On February 9, 2021, the 44-year-old military intelligence officer was sentenced at the Gender Based Violence and Juvenile Court to the maximum 14 years imprisonment, according to Section 247 of South Sudan’s Penal Code. The presiding judge also ordered the convict to pay a fine of 500,000 SSP to Mary.
“I want people to know, if such a thing happens to you, there is a court here that can help,” she said.
Since December 2020, South Sudan’s GBV Court has convicted more than ten people for gender-based crimes, including sexual assault and defilement. Supported by UNDP's Access to Justice, Security and Human Rights Strengthening programme, with funding from the Kingdom of the Netherlands, the specialized court is intended to provide survivor-centered perspective, tailored services, and contribute to ending impunity for gender-based crimes in South Sudan.
“The police investigator, the people in the clinic, the court personnel, they all dealt with me in a kind way. My experience was good. I was happy even at the court that the perpetrator got what he deserved,” said Mary.
Mary was willing to share her story and her experience at the GBV Court with UNDP and Eye Radio journalist Michael Daniel, who has followed the trials and convictions closely. His stories on Eye Radio are available here, here and here.
“We want to inform the public that there are women coming forward, being brave, reporting these cases and getting help,” said Michael, sharing his motivation to cover the GBV Court as a journalist.
“If we as South Sudanese want a better future for our girls, our sisters, our women, we must work hard to ensure their rights. There is a lot of ignorance in the area of GBV. One way of correcting this is emphasizing that women have the same rights as men,” said Michael.

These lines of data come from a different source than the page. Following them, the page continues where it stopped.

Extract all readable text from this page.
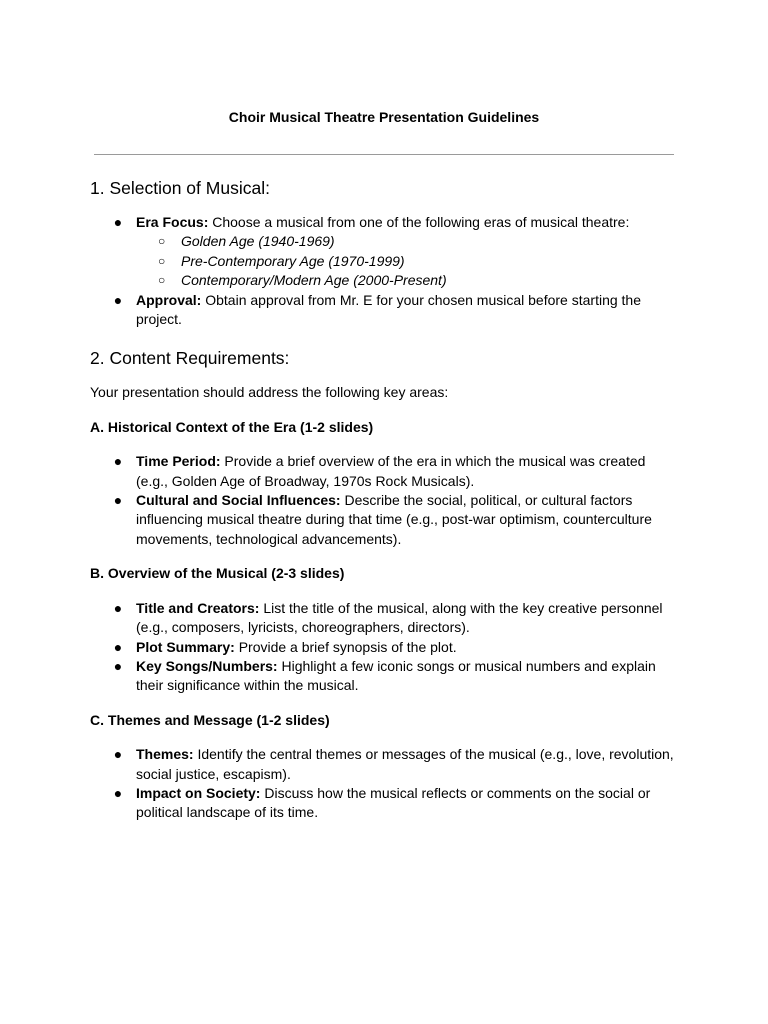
Choir Musical Theatre Presentation Guidelines
1. Selection of Musical:
● Era Focus: Choose a musical from one of the following eras of musical theatre:
○ Golden Age (1940-1969)
○ Pre-Contemporary Age (1970-1999)
○ Contemporary/Modern Age (2000-Present)
● Approval: Obtain approval from Mr. E for your chosen musical before starting the project.
2. Content Requirements:

Your presentation should address the following key areas:

A. Historical Context of the Era (1-2 slides)
● Time Period: Provide a brief overview of the era in which the musical was created (e.g., Golden Age of Broadway, 1970s Rock Musicals).
● Cultural and Social Influences: Describe the social, political, or cultural factors influencing musical theatre during that time (e.g., post-war optimism, counterculture movements, technological advancements).
B. Overview of the Musical (2-3 slides)
● Title and Creators: List the title of the musical, along with the key creative personnel (e.g., composers, lyricists, choreographers, directors).
● Plot Summary: Provide a brief synopsis of the plot.
● Key Songs/Numbers: Highlight a few iconic songs or musical numbers and explain their significance within the musical.
C. Themes and Message (1-2 slides)
● Themes: Identify the central themes or messages of the musical (e.g., love, revolution, social justice, escapism).
● Impact on Society: Discuss how the musical reflects or comments on the social or political landscape of its time.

Michael has memorized relevant areas of the Penal Code, including articles and subsections, that he says need more public awareness. “Some people question, for example, how is it rape if an underage girl comes willingly to your house? Defilement is a subsection of Article 247, and while it should be its own article, it is still a real crime according to South Sudanese statutory law.”
The GBV Court procedures and facilities are designed to ensure privacy and well-being of survivors by reducing contact with perpetrators. Psychosocial support provided by the Ministry of Gender, Social Welfare and Religious Affairs, is supposed to help survivors like Mary navigate their emotional and physical well-being throughout the ordeal. In 2021, UNDP plans to establish a mental health and psycosocial support unit in annex to the court.
“The man who did this to me is now in jail for a sentence of 14 years. My only worry is him coming out before this time,” said Mary, sharing that while pleased with the outcome, she still is dealing with stigmatization from coming forward. She hopes that, if anything, women in her area know they can come to her to get help reporting their own cases and bringing them before the court.
“I had to do it. I had to stop this. If more women know that you can take this case to court and get a sentence, and other remedies such as compensation, maybe more will come forward,” she said.
(*name has been changed to protect privacy)
UNDP’s Access to Justice, Security and Human Rights Strengthening programme aims to strengthen the capacity of the criminal justice system to provide inclusive, effective and equitable services that can ensure increased access to justice for the vast majority of citizens of South Sudan, especially the vulnerable groups such as women and children.